- Born: May 13, 1947 (age 77)
- Occupation: film editor

= Steve Weslak =

Canadian film editor

Steve Weslak (born May 13, 1947) is a Canadian film editor. He is most noted as a Canadian Screen Award winner for Best Picture Editing in a Documentary Program or Factual Series at the 3rd Canadian Screen Awards for his work on the documentary film Our Man in Tehran.

His other editing credits include The Last Chase (1981), The Care Bears Movie (1985), Deadly Currents (1991), Narmada: A Valley Rises (1994), Helen's War (2004), The Climb (2007) and Tales from the Organ Trade (2013).

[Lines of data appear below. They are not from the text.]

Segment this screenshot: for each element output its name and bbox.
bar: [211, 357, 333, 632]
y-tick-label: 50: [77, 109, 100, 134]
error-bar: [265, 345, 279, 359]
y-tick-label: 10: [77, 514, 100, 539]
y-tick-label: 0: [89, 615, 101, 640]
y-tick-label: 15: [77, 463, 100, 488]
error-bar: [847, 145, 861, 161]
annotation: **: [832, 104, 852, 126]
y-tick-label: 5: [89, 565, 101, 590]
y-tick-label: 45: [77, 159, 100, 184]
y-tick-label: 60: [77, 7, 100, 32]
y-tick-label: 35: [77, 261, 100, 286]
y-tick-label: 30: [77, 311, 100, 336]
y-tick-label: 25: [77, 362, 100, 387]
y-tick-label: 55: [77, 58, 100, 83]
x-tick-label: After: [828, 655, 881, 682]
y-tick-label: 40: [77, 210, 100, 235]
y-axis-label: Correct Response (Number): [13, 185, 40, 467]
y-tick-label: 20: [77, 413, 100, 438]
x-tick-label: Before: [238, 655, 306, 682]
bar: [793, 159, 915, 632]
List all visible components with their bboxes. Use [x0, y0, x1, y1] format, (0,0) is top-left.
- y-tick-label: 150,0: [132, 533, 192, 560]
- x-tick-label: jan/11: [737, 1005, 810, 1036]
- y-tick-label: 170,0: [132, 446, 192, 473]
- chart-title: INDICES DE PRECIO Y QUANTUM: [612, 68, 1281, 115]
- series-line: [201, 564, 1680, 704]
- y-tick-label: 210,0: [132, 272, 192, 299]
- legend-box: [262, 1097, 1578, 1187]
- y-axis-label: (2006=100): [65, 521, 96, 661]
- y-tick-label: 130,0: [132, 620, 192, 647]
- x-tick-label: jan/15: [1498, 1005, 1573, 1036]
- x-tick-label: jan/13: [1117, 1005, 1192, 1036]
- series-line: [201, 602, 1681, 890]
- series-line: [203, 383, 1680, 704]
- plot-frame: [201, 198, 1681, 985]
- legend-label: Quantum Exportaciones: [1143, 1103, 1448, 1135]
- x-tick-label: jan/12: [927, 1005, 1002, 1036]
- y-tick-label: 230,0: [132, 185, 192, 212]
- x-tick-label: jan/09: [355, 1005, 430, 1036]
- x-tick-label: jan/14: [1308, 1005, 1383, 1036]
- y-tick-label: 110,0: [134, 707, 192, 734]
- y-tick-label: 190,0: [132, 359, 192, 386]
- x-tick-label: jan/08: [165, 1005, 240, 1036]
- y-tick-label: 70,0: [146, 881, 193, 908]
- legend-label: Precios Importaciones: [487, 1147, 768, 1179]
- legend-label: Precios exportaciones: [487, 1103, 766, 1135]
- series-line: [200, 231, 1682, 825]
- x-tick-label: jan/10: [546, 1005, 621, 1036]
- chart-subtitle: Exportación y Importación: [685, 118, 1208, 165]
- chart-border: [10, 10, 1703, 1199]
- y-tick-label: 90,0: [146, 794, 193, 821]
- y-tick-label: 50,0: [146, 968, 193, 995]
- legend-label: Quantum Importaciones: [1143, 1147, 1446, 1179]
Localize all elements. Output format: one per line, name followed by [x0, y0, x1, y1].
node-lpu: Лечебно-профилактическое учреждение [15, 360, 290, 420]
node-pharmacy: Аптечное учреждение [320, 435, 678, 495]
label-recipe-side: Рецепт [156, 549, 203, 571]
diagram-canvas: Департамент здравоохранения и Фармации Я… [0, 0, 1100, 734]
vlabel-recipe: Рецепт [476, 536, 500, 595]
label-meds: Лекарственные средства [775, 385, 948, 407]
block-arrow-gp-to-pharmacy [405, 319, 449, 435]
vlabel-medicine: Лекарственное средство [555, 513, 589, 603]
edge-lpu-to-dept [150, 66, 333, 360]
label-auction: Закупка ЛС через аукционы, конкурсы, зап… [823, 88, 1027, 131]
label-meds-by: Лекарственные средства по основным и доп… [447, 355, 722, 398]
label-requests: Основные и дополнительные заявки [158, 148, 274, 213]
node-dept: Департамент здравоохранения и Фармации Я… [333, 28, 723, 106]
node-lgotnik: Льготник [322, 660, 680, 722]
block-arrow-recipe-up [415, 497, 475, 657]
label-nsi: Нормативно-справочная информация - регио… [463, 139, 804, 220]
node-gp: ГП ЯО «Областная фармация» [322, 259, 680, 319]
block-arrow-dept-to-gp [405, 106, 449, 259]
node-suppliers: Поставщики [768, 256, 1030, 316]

He received Gemini Award nominations for editing at the 9th Gemini Awards in 1995 for Lawn and Order, the 11th Gemini Awards in 1997 for Ebola: Inside an Outbreak, the 13th Gemini Awards in 1998 for The Game of Her Life and the 25th Gemini Awards in 2010 for Empire of the Word: Forbidden Reading, and a Canadian Screen Award nomination at the 10th Canadian Screen Awards in 2022 for Gangster's Gold.

He is a member of the Canadian Cinema Editors honours society, and was the winner of the organization's lifetime achievement award in 2018.